Alior Bank, one of the 10 largest banks in Poland has adopted a public Ethereum blockchain authentication feature which would allow clients to verify documents. This feature would enable clients to be able to verify the authenticity of the documents by giving them clues on whether the said document was really issued at first, the exact wording of it and when it was issued. The clients only have to follow a website link to its spot on the public Ethereum blockchain.
The reason for this development stems from the changing regulations in Poland in 2017 where the Office of Competition and Consumer Protection ruled that a page on a bank’s website that is prone to change does not qualify as all banks are required to grant customers’ access to documents in the form of a“durable medium.”
According to the report the blockchain solution was developed in response to the above regulatory requirement and thus, Alior established what it calls “the Blockchain Center of Excellence last October to complete the project.”
Tomasz Sienicki, blockchain strategy lead at Alior, commented thus; “our mission is to be disruptive, so we want to provide innovative solutions, and we want other banks to follow us as well. We welcome if somebody copied our solution. We are showing that it’s possible to use public blockchain even if some people think it’s impossible.” He went further to say that “we want people to verify that we did everything right and we don’t conceal anything. If we say the documents are actually verified and authentic, everybody can check it and confirm. That’s not possible using a private blockchain.”
This initiative of harnessing the public ethereum blockchain for authentication of documents was born in Alior’s innovation lab, but later on,” we managed to convince our management that a dedicated team should be set up on just blockchain issues. Everybody can copy this code and use it for his or her purposes. We encourage people to do so, ” Sienicki said.
Since this feature uses a smart contract that stores hashes of documents, clients can browse the documents they have received and search their history to find where those documents are located on the blockchain to ensure that they have not been changed or altered.
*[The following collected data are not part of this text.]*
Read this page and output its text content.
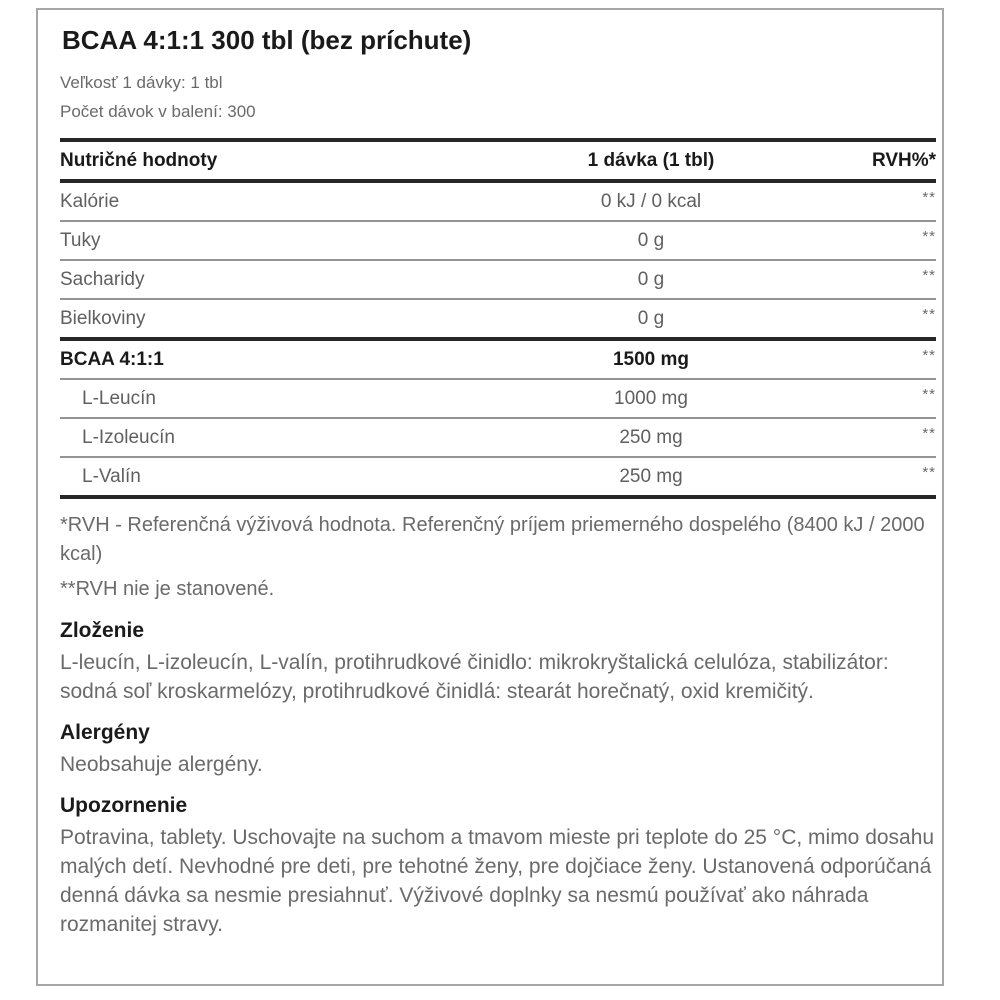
BCAA 4:1:1 300 tbl (bez príchute)
Veľkosť 1 dávky: 1 tbl
Počet dávok v balení: 300
Nutričné hodnoty	1 dávka (1 tbl)	RVH%*
Kalórie	0 kJ / 0 kcal	**
Tuky	0 g	**
Sacharidy	0 g	**
Bielkoviny	0 g	**
BCAA 4:1:1	1500 mg	**
L-Leucín	1000 mg	**
L-Izoleucín	250 mg	**
L-Valín	250 mg	**

*RVH - Referenčná výživová hodnota. Referenčný príjem priemerného dospelého (8400 kJ / 2000 kcal)

**RVH nie je stanovené.

Zloženie

L-leucín, L-izoleucín, L-valín, protihrudkové činidlo: mikrokryštalická celulóza, stabilizátor: sodná soľ kroskarmelózy, protihrudkové činidlá: stearát horečnatý, oxid kremičitý.

Alergény

Neobsahuje alergény.

Upozornenie

Potravina, tablety. Uschovajte na suchom a tmavom mieste pri teplote do 25 °C, mimo dosahu malých detí. Nevhodné pre deti, pre tehotné ženy, pre dojčiace ženy. Ustanovená odporúčaná denná dávka sa nesmie presiahnuť. Výživové doplnky sa nesmú používať ako náhrada rozmanitej stravy.
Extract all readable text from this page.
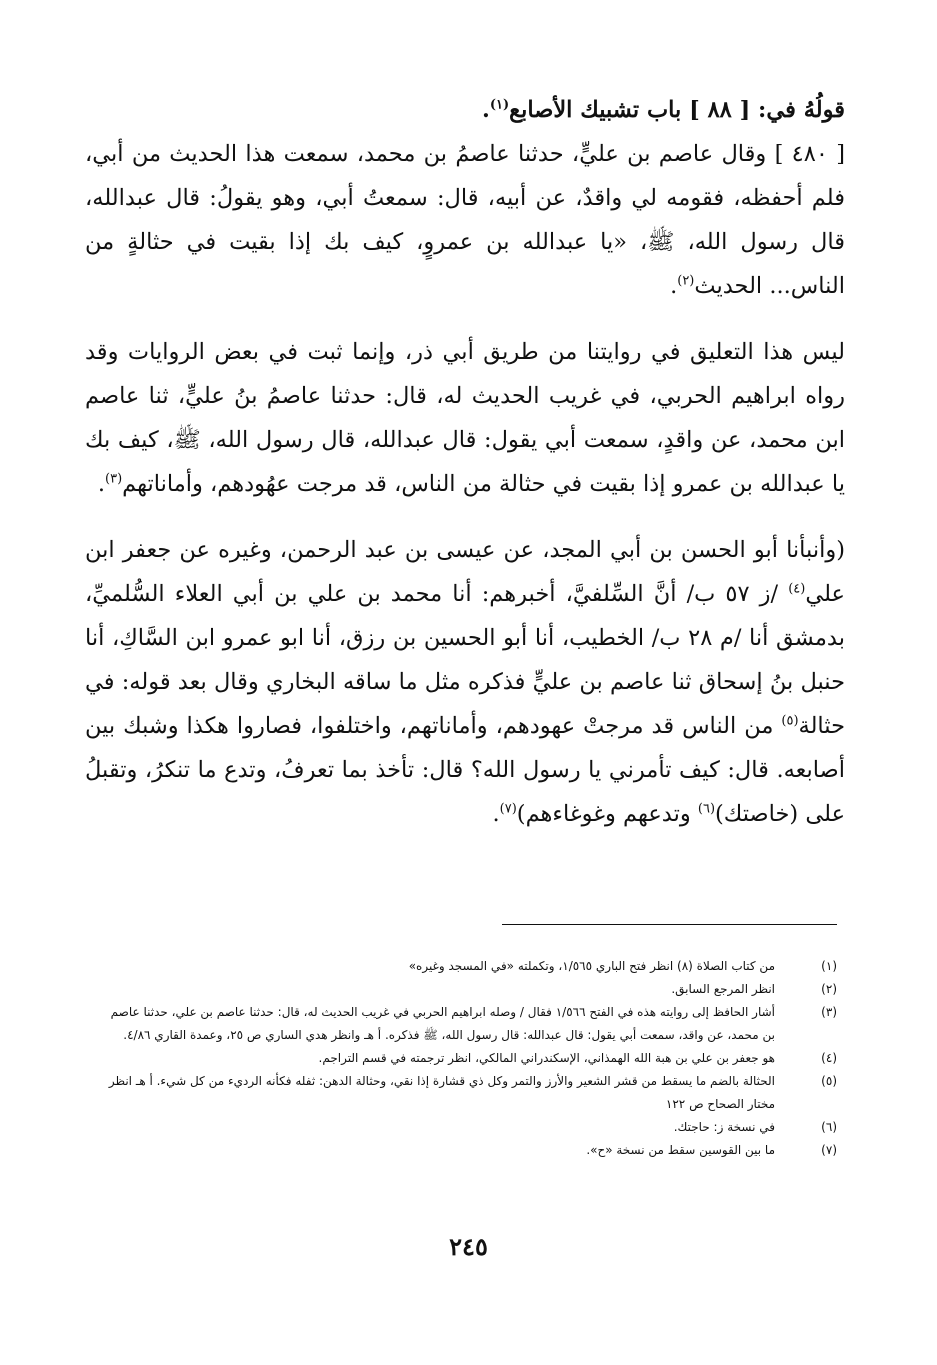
قولُهُ في: [ ٨٨ ] باب تشبيك الأصابع$^{(١)}$.

[ ٤٨٠ ] وقال عاصم بن عليٍّ، حدثنا عاصمُ بن محمد، سمعت هذا الحديث من أبي، فلم أحفظه، فقومه لي واقدٌ، عن أبيه، قال: سمعتُ أبي، وهو يقولُ: قال عبدالله، قال رسول الله، ﷺ، «يا عبدالله بن عمروٍ، كيف بك إذا بقيت في حثالةٍ من الناس... الحديث$^{(٢)}$.

ليس هذا التعليق في روايتنا من طريق أبي ذر، وإنما ثبت في بعض الروايات وقد رواه ابراهيم الحربي، في غريب الحديث له، قال: حدثنا عاصمُ بنُ عليٍّ، ثنا عاصم ابن محمد، عن واقدٍ، سمعت أبي يقول: قال عبدالله، قال رسول الله، ﷺ، كيف بك يا عبدالله بن عمرو إذا بقيت في حثالة من الناس، قد مرجت عهُودهم، وأماناتهم$^{(٣)}$.

(وأنبأنا أبو الحسن بن أبي المجد، عن عيسى بن عبد الرحمن، وغيره عن جعفر ابن علي$^{(٤)}$ /ز ٥٧ ب/ أنَّ السِّلفيَّ، أخبرهم: أنا محمد بن علي بن أبي العلاء السُّلميِّ، بدمشق أنا /م ٢٨ ب/ الخطيب، أنا أبو الحسين بن رزق، أنا ابو عمرو ابن السَّاكِ، أنا حنبل بنُ إسحاق ثنا عاصم بن عليٍّ فذكره مثل ما ساقه البخاري وقال بعد قوله: في حثالة$^{(٥)}$ من الناس قد مرجتْ عهودهم، وأماناتهم، واختلفوا، فصاروا هكذا وشبك بين أصابعه. قال: كيف تأمرني يا رسول الله؟ قال: تأخذ بما تعرفُ، وتدع ما تنكرُ، وتقبلُ على (خاصتك)$^{(٦)}$ وتدعهم وغوغاءهم)$^{(٧)}$.

(١)
من كتاب الصلاة (٨) انظر فتح الباري ١/٥٦٥، وتكملته «في المسجد وغيره»
(٢)
انظر المرجع السابق.
(٣)
أشار الحافظ إلى روايته هذه في الفتح ١/٥٦٦ فقال / وصله ابراهيم الحربي في غريب الحديث له، قال: حدثنا عاصم بن علي، حدثنا عاصم بن محمد، عن واقد، سمعت أبي يقول: قال عبدالله: قال رسول الله، ﷺ فذكره. أ هـ وانظر هدي الساري ص ٢٥، وعمدة القاري ٤/٨٦.
(٤)
هو جعفر بن علي بن هبة الله الهمذاني، الإسكندراني المالكي، انظر ترجمته في قسم التراجم.
(٥)
الحثالة بالضم ما يسقط من قشر الشعير والأرز والتمر وكل ذي قشارة إذا نقي، وحثالة الدهن: ثفله فكأنه الرديء من كل شيء. أ هـ انظر مختار الصحاح ص ١٢٢
(٦)
في نسخة ز: حاجتك.
(٧)
ما بين القوسين سقط من نسخة «ح».
٢٤٥
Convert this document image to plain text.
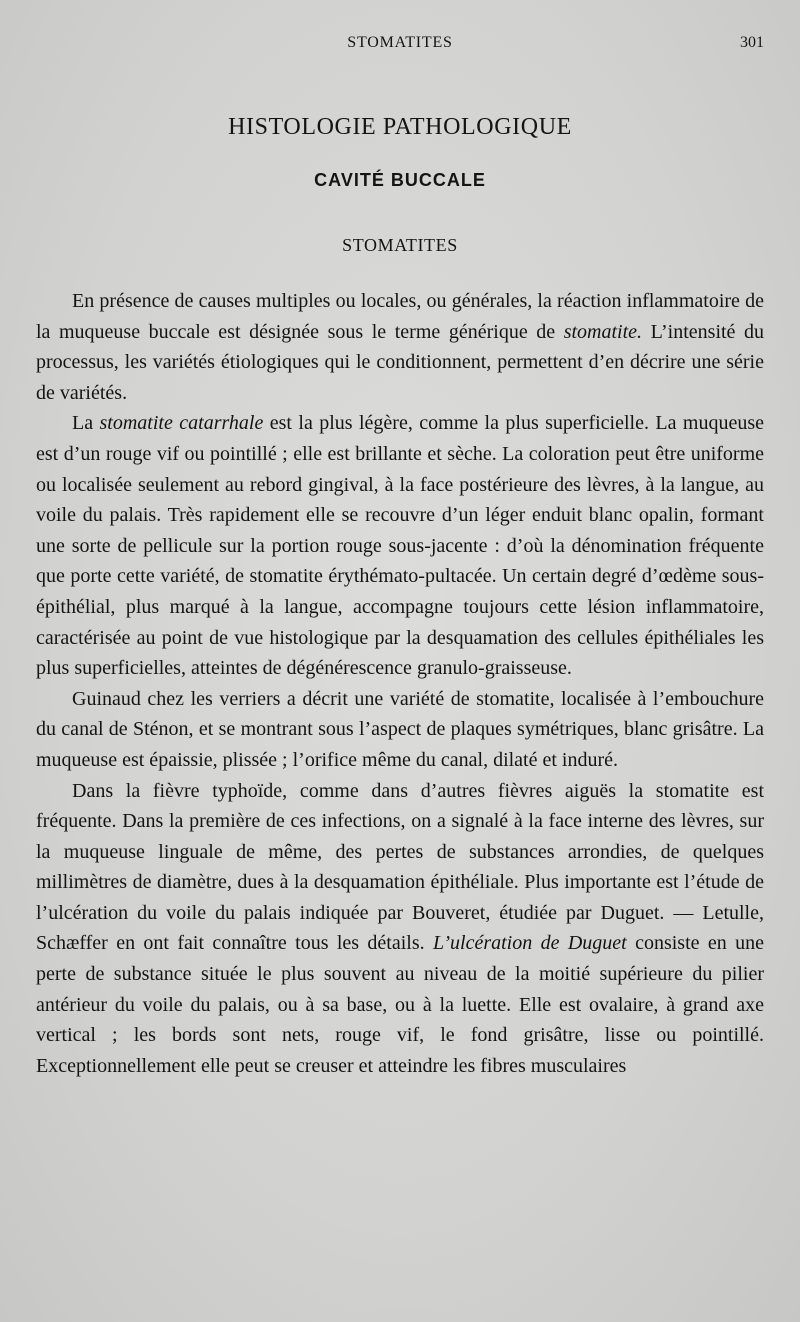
STOMATITES	301
HISTOLOGIE PATHOLOGIQUE
CAVITÉ BUCCALE
STOMATITES

En présence de causes multiples ou locales, ou générales, la réaction inflammatoire de la muqueuse buccale est désignée sous le terme générique de stomatite. L’intensité du processus, les variétés étiologiques qui le conditionnent, permettent d’en décrire une série de variétés.

La stomatite catarrhale est la plus légère, comme la plus superficielle. La muqueuse est d’un rouge vif ou pointillé ; elle est brillante et sèche. La coloration peut être uniforme ou localisée seulement au rebord gingival, à la face postérieure des lèvres, à la langue, au voile du palais. Très rapidement elle se recouvre d’un léger enduit blanc opalin, formant une sorte de pellicule sur la portion rouge sous-jacente : d’où la dénomination fréquente que porte cette variété, de stomatite érythémato-pultacée. Un certain degré d’œdème sous-épithélial, plus marqué à la langue, accompagne toujours cette lésion inflammatoire, caractérisée au point de vue histologique par la desquamation des cellules épithéliales les plus superficielles, atteintes de dégénérescence granulo-graisseuse.

Guinaud chez les verriers a décrit une variété de stomatite, localisée à l’embouchure du canal de Sténon, et se montrant sous l’aspect de plaques symétriques, blanc grisâtre. La muqueuse est épaissie, plissée ; l’orifice même du canal, dilaté et induré.

Dans la fièvre typhoïde, comme dans d’autres fièvres aiguës la stomatite est fréquente. Dans la première de ces infections, on a signalé à la face interne des lèvres, sur la muqueuse linguale de même, des pertes de substances arrondies, de quelques millimètres de diamètre, dues à la desquamation épithéliale. Plus importante est l’étude de l’ulcération du voile du palais indiquée par Bouveret, étudiée par Duguet. — Letulle, Schæffer en ont fait connaître tous les détails. L’ulcération de Duguet consiste en une perte de substance située le plus souvent au niveau de la moitié supérieure du pilier antérieur du voile du palais, ou à sa base, ou à la luette. Elle est ovalaire, à grand axe vertical ; les bords sont nets, rouge vif, le fond grisâtre, lisse ou pointillé. Exceptionnellement elle peut se creuser et atteindre les fibres musculaires
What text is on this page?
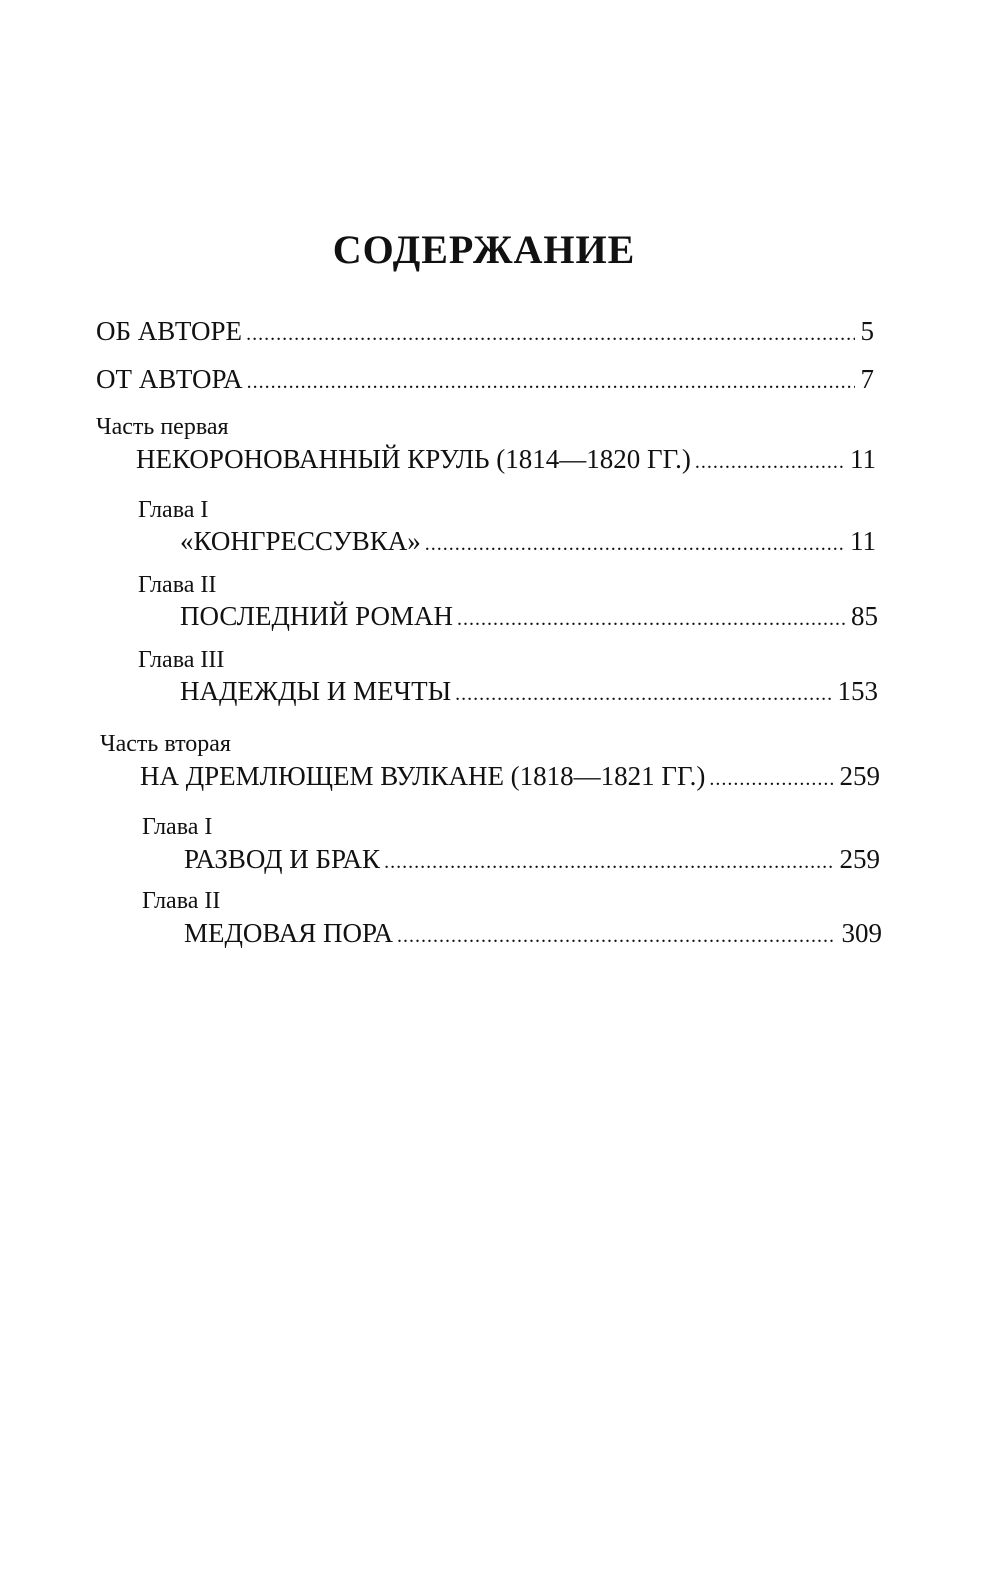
СОДЕРЖАНИЕ
ОБ АВТОРЕ .....	5
ОТ АВТОРА .....	7
Часть первая
НЕКОРОНОВАННЫЙ КРУЛЬ (1814—1820 ГГ.) .....	11
Глава I
«КОНГРЕССУВКА» .....	11
Глава II
ПОСЛЕДНИЙ РОМАН .....	85
Глава III
НАДЕЖДЫ И МЕЧТЫ .....	153
Часть вторая
НА ДРЕМЛЮЩЕМ ВУЛКАНЕ (1818—1821 ГГ.) .....	259
Глава I
РАЗВОД И БРАК .....	259
Глава II
МЕДОВАЯ ПОРА .....	309
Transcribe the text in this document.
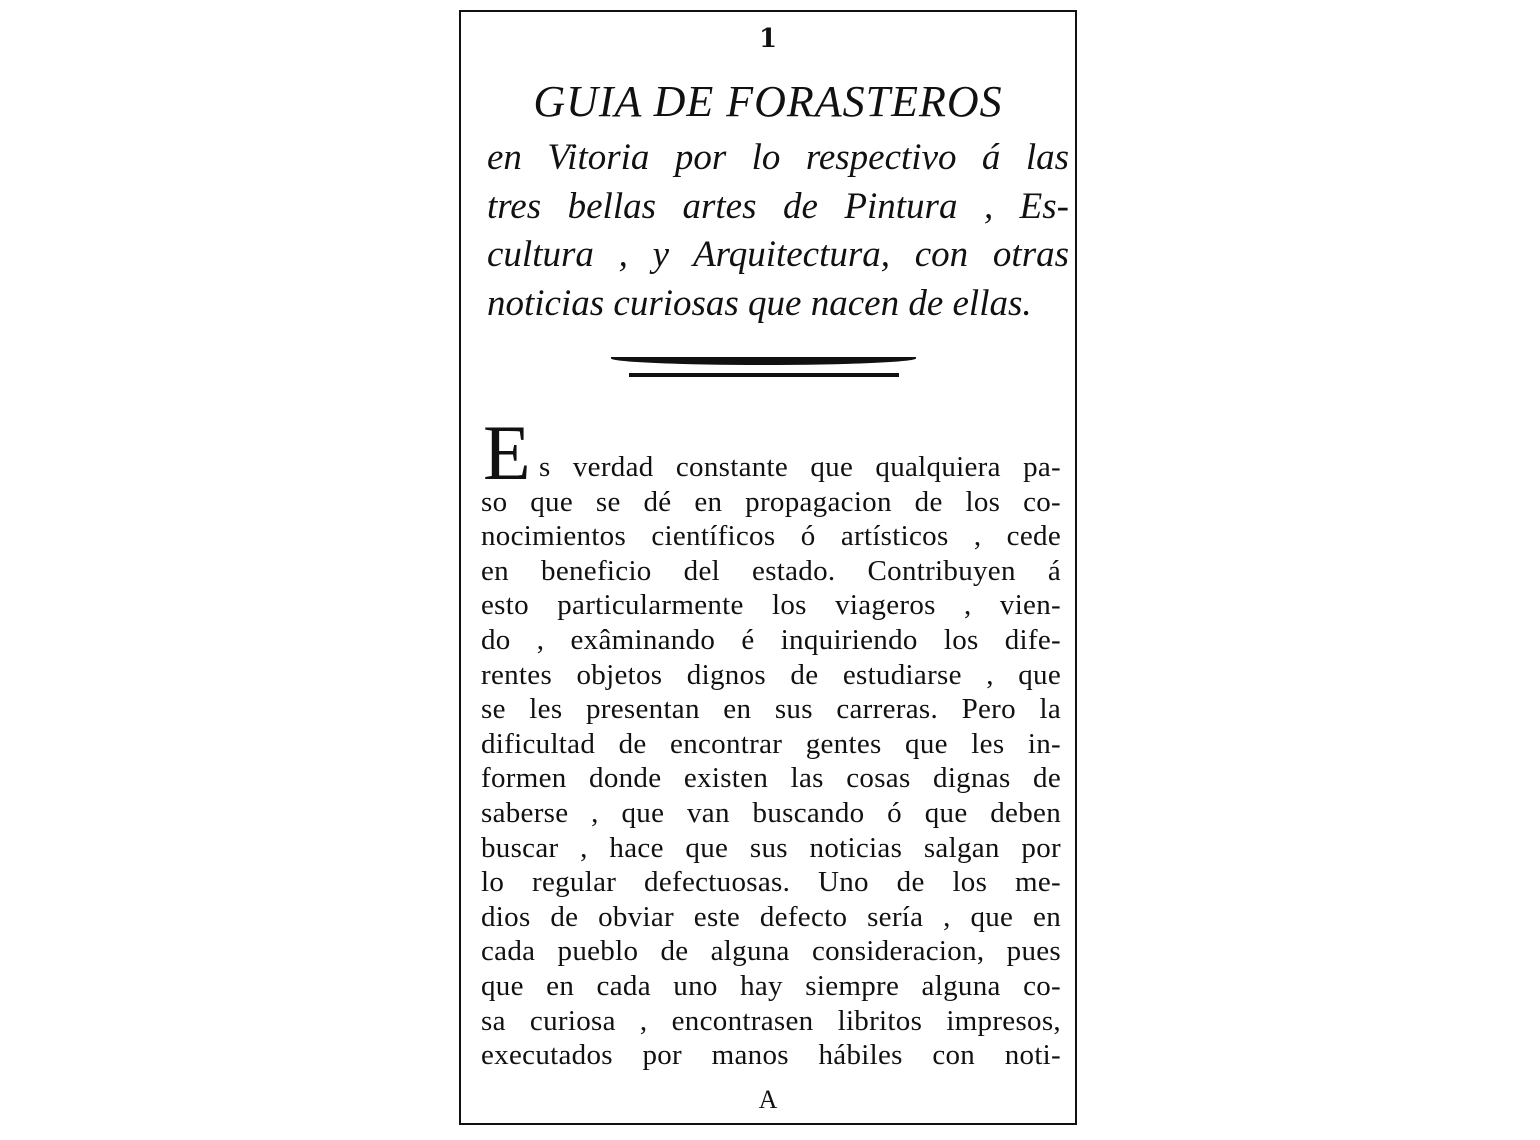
1
GUIA DE FORASTEROS
en Vitoria por lo respectivo á las
tres bellas artes de Pintura , Es-
cultura , y Arquitectura, con otras
noticias curiosas que nacen de ellas.
E s verdad constante que qualquiera pa-
so que se dé en propagacion de los co-
nocimientos científicos ó artísticos , cede
en beneficio del estado. Contribuyen á
esto particularmente los viageros , vien-
do , exâminando é inquiriendo los dife-
rentes objetos dignos de estudiarse , que
se les presentan en sus carreras. Pero la
dificultad de encontrar gentes que les in-
formen donde existen las cosas dignas de
saberse , que van buscando ó que deben
buscar , hace que sus noticias salgan por
lo regular defectuosas. Uno de los me-
dios de obviar este defecto sería , que en
cada pueblo de alguna consideracion, pues
que en cada uno hay siempre alguna co-
sa curiosa , encontrasen libritos impresos,
executados por manos hábiles con noti-
A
Following from this, Piotr Adamczyk, Alior’s blockchain technology Lead who was in charge of writing the code for the project said; “we know exactly in which block of ethereum the document with a given hash is published. If we know the block number, we also know the timestamp. We know that the document was published some time ago and hasn’t been changed in that time [if the hash stored on the blockchain is identical to the hash calculated from the document], so we can prove it hasn’t been replaced on our servers.”